Innside New Jersey

EAT INN: Cobbler and quencher for summertime

This Star-Spangled Cobbler recipe is red and blue and yummy all over. (Scarborough Inn, Ocean City)

This recipe is from the California Strawberry Commission.

Star Spangled Cobbler

3 cups stemmed and halved
strawberries (about 1 pound)
2 cups blueberries (about 12 ounces)
1 cup plus 1 tablespoon sugar

2 tablespoons butter, cut in small pieces
2 teaspoons freshly squeezed lemon juice
1 teaspoon cinnamon
½ (17.3-ounce) package puff pastry, thawed (1 sheet)

Preheat the oven to 400˚F. Lightly coat an 8-inch square baking pan with nonstick cooking spray.

In a large bowl, combine the strawberries, blueberries, first amount of sugar, cornstarch, butter, lemon juice, and cinnamon, tossing to mix well. Arrange in the baking dish. Set aside.

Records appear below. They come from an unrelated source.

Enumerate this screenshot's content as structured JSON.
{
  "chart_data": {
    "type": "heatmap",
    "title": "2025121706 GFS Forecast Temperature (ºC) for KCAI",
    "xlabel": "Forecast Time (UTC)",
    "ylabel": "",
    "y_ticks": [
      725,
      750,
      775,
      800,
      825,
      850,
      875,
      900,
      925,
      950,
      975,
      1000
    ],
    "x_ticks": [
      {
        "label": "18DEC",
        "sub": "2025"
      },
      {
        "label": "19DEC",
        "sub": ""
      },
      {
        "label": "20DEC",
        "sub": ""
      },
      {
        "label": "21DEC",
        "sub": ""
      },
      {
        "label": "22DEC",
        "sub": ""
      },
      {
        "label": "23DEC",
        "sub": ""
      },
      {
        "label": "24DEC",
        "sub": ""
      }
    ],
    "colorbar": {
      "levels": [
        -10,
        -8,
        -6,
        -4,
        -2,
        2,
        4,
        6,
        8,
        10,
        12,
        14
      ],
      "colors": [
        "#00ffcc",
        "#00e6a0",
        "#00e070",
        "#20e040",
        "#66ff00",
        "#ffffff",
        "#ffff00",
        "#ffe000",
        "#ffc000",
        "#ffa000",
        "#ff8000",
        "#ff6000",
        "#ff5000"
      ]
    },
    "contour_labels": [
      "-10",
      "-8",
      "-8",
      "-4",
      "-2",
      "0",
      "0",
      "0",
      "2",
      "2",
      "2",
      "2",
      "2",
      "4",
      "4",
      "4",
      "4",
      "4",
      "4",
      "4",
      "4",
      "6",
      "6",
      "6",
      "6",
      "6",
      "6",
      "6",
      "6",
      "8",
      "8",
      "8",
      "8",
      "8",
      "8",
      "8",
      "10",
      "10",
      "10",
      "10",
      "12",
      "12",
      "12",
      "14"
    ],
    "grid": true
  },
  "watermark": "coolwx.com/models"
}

Unfold the pastry sheet. Using a star cookie cutter, cut out nine stars. Arrange the stars over the fruit mixture. Sprinkle with the second amount of sugar.

Bake for 35 to 40 minutes or until the filling is bubbly and the stars are lightly browned. Serve warm or at room temperature.

Yield: 8 to 10 servings.

 


Easy to blend, refreshing to sip on a hot summer’s day, this Fruit Punch will make you feel cool as a bay breeze. (John F. Craig House, Cape May)

Fruit Punch

1½ to 2 cups diced fresh fruit or whole berries (your favorite)
1 tablespoon Crystal Light (any flavor)
Ice cubes to fill the blender to three-quarters
Water to cover
Seltzer water to taste

 

In a blender, using the pulse mode, combine the fruit, Crystal Light, ice, and water until the ice is crushed. (The mixture should have a slush consistency.)

Pour the mixture into a pitcher. Add seltzer water to taste.

VARIATION: LEMONADE
Use 1 whole lemon cut in quarters as the fruit.

VARIATION: BARBARA’S SANGRIA
Mix the slush mixture with white wine instead of seltzer water.